The No. 2-ranked UFC heavyweight and former Olympic wrestler wants to dismantle and dismember the fighters he faces, leaving no doubt who stood alone as the victor.
By Damon MartinFoxSports
In a world built around measurements, athletic accomplishments are always judged more by subjective opinion more than actual facts. It's easy to look at an NFL game and say that a team is 10 yards from a touchdown or inches away from a first down. It's much harder, however, to compare one team's season versus another and declare which was more successful.
In the sport of mixed martial arts, the easiest measurement to judge a fighter by is their professional record as well as the level of competition they've faced during that particular run. Drilling down a fighter's record can be as easy as looking at the list of opponents they've fought while studying their accomplishments in the sport as well.

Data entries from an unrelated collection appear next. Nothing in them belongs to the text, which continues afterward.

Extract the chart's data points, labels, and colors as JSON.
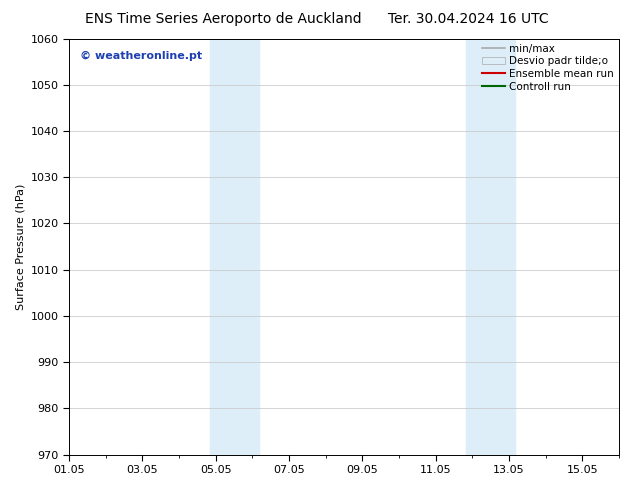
{
  "title_left": "ENS Time Series Aeroporto de Auckland",
  "title_right": "Ter. 30.04.2024 16 UTC",
  "ylabel": "Surface Pressure (hPa)",
  "ylim": [
    970,
    1060
  ],
  "yticks": [
    970,
    980,
    990,
    1000,
    1010,
    1020,
    1030,
    1040,
    1050,
    1060
  ],
  "xlim": [
    0,
    15
  ],
  "xtick_labels": [
    "01.05",
    "03.05",
    "05.05",
    "07.05",
    "09.05",
    "11.05",
    "13.05",
    "15.05"
  ],
  "xtick_positions_days": [
    0,
    2,
    4,
    6,
    8,
    10,
    12,
    14
  ],
  "shaded_bands": [
    {
      "xstart_day": 3.833,
      "xend_day": 5.167
    },
    {
      "xstart_day": 10.833,
      "xend_day": 12.167
    }
  ],
  "band_color": "#ddeef8",
  "watermark_text": "© weatheronline.pt",
  "watermark_color": "#1e40b0",
  "watermark_fontsize": 8,
  "legend_entries": [
    {
      "label": "min/max",
      "color": "#aaaaaa",
      "type": "line",
      "linewidth": 1.2
    },
    {
      "label": "Desvio padr tilde;o",
      "color": "#ddeef8",
      "type": "patch"
    },
    {
      "label": "Ensemble mean run",
      "color": "#cc0000",
      "type": "line",
      "linewidth": 1.5
    },
    {
      "label": "Controll run",
      "color": "#006600",
      "type": "line",
      "linewidth": 1.5
    }
  ],
  "bg_color": "#ffffff",
  "grid_color": "#cccccc",
  "title_fontsize": 10,
  "tick_fontsize": 8,
  "ylabel_fontsize": 8,
  "legend_fontsize": 7.5
}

There is also the method of looking at how victory was attained and the nature of lopsided wins or losses. In the case of UFC 166 heavyweight, Daniel Cormier there's not a lot of argument against him being rated as one of the best fighters competing in MMA right now.
Currently sporting a perfect 12-0 record, Cormier knows perfection in fighting is difficult to ascertain, maybe somewhere just north of impossible, but that doesn't mean he's not going to do his best to achieve it. For Cormier it goes beyond just wins and losses as well.
Defeating an opponent and getting a victory is what matters most, but the former Oklahoma State wrestler wants to dismantle and dismember the fighters he faces, leaving no doubt who stood alone as the victor.
"As long as I continue to win every second of every round. I don't want to lose this fight at all, I don't want to lose in any situation," Cormier told FOX Sports. "I was made aware by my coach in my 12 fights, I've basically not lost a round in any fight I've fought. The only round I've lost was some judge gave Josh Barnett one round, I don't know where, but he gave him one round. That's the only round I've ever even lost in a fight. I would like to continue to win fights and be in control of fights all the time."
Cormier's coach was spot on with his assessment of the former two-time Olympian. Through 12 fights, Cormier has been untouchable and virtually flawless in every performance. He has eight finishes by knockout or submission, and his four decision wins were as lopsided as a fight could possibly be in MMA.
The measurement of success for Cormier now goes further than just winning a fight because he wants to find perfection in everything he does in the Octagon. Some competitors don't care whether a win comes from a knockout or a razor close split decision win.
DC nails Josh Barnett during the heavyweight tournament final bout of the Strikeforce World Grand Prix in May, 2012.
Cormier certainly isn't built that way.
"That's the goal now. Winning fights, and whether I'm finishing them or winning decisions, just continuing to be dominant in every chance that I can," Cormier said. "I'm fighting the best guys in the world now. Nobody goes through this thing without losing, but I'm going to try not to."
Goal setting is part of what makes Cormier such a unique beast in the fight world. He's done this kind of strategizing his entire life. Whether it was hitting the mark in the collegiate world of wrestling or making it all the way to the Olympics, Cormier charges after what he wants like a bull going after a fluttering cape.
With his fight against Roy Nelson at UFC 166 now just days away, Cormier has already set marks for what he wants to accomplish with this bout and then what comes next in his career. What some might call looking too far ahead or counting your chickens before they hatch, Cormier just prefers to think of it as having a plan.
First up on the agenda is smashing Nelson at UFC 166, then comes his drop to light heavyweight, and then it's probably easy to guess where Cormier is headed next.
"I want to be the guy to try and finish Roy Nelson. I mean all the guys are trying, but it's been darn near impossible to do. You set goals and that's one of my goals to try and finish this fight. My goal is to one day be a UFC champion so if this fight is going to get me closer to that goal, then yes it adds [pressure] to it. There are so many things that come after this fight if I can win. So you have to keep an eye on it. I set a short term goal and a long term goal," Cormier explained.
Cormier looking relaxed at the Strikeforce Heavyweight Grand Prix Semifinal weigh-in vs. Bigfoot Silva in September 2011.
"My long term goal is to be the champion, and my short term goal is to get through camp healthy and fight good. My intermediate goal is what happens after this fight. I try to keep an eye at all levels what's happening."
Surveying the road ahead is just part of what Cormier does before every fight he's ever faced, and this one is no different. If he's victorious at UFC 166, the bar gets set even higher and the measurement of success becomes even more difficult to achieve, but Cormier has no problem striving for perfection.
As it turns out, perfection is one measurement that everyone understands, and it can't be quantified or debated, and those are the kinds of accomplishments Cormier likes the best.